3. You will have a better understanding of G.K. Chesterton’s writings. He elucidates many difficult passages in a professorial way. He makes difficult passages readable, and confusing ideas understandable. This comes from a trusted source, not simply anybody’s ideas on Chesterton, but that of a theology professor at Notre Dame.
4. More specifically, you will understand Chesterton’s writing in a modern light. It takes a good theologian to make Chesterton current without weakening his presuppositions. For example, in explaining Chesterton’s thoughts of Christmas, we get this gem: “Not only does Christmas upset the puritan for being too pagan, and the theosophist for being too mundane, Christmas also upsets the mighty who mistakenly think they possess their wealth or power for their own self-gratification… As I look around . . . I think the Christmas rumors that the Messiah is afoot must cause the same consternation in many.”

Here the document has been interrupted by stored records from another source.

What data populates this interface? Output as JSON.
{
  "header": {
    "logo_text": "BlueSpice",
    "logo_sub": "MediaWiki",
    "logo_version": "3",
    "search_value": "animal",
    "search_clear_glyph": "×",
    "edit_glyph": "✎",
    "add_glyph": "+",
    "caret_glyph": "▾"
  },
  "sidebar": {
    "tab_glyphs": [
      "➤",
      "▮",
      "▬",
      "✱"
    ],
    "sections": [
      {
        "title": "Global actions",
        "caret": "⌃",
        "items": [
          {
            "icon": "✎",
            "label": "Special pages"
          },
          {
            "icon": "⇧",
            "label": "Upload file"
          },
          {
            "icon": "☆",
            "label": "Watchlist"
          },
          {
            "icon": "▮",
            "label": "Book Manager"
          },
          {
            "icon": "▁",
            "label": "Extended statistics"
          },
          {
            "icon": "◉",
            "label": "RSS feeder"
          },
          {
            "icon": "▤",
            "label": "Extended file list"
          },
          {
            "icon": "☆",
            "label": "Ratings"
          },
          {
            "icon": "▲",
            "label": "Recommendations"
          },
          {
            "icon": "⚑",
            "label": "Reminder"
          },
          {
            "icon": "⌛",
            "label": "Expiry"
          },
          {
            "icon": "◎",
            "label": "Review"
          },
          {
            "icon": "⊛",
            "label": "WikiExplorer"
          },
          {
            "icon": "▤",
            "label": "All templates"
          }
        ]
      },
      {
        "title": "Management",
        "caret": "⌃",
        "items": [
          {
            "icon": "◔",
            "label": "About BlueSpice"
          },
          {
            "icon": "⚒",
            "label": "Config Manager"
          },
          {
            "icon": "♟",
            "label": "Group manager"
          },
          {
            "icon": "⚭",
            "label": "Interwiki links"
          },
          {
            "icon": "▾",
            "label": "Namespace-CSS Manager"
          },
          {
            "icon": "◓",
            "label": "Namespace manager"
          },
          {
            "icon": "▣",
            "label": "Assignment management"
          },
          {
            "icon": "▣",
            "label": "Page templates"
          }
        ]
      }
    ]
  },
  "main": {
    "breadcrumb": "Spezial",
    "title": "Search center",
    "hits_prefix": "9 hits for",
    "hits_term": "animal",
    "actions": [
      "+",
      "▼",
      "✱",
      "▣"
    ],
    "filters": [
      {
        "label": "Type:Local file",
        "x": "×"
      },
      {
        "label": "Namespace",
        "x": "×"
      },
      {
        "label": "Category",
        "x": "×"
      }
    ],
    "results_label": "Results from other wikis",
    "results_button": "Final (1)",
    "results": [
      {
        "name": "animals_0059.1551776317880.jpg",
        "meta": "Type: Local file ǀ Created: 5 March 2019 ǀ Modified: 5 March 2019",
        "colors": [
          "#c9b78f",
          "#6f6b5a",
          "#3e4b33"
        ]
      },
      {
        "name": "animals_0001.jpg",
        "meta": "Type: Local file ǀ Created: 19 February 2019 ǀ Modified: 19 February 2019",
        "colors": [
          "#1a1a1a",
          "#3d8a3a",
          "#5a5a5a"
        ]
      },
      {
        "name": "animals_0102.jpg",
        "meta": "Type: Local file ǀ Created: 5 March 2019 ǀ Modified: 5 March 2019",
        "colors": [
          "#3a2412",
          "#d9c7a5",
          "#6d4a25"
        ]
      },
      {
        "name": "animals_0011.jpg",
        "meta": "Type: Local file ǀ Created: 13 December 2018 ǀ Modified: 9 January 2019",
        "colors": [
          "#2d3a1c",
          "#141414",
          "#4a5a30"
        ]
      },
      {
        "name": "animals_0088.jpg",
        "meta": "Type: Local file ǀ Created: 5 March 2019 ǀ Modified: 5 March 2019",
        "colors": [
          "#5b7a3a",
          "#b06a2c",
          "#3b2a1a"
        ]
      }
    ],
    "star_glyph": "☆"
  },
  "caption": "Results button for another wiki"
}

5. You will be exposed to many of Chesterton’s more personal thoughts on all manner of subjects. Fagerberg addresses the home, the political sphere, and relationships, among other issues. In a chapter which is a direct quote from Chesterton “A Short History of Trade and Industry During the Nineteenth and Early Twentieth Centuries,” he expounds the idea, that “the more we produce, the less we possess.” Because a razor or natural gas or pears or apples are made to sell, they are not made to work, or to be useful, or even to eat. This is a profound irony!
Well done, Fagerberg! Thank you for bringing Chesterton into our daily lives in a lively, engaging way. At times, I felt this would be a good one to read slowly, kept on a bedside table to read in brief sessions. At other times, it’s absorbing, and you won’t want to put it down. Either way, read it soon! You will certainly enjoy it and benefit from it.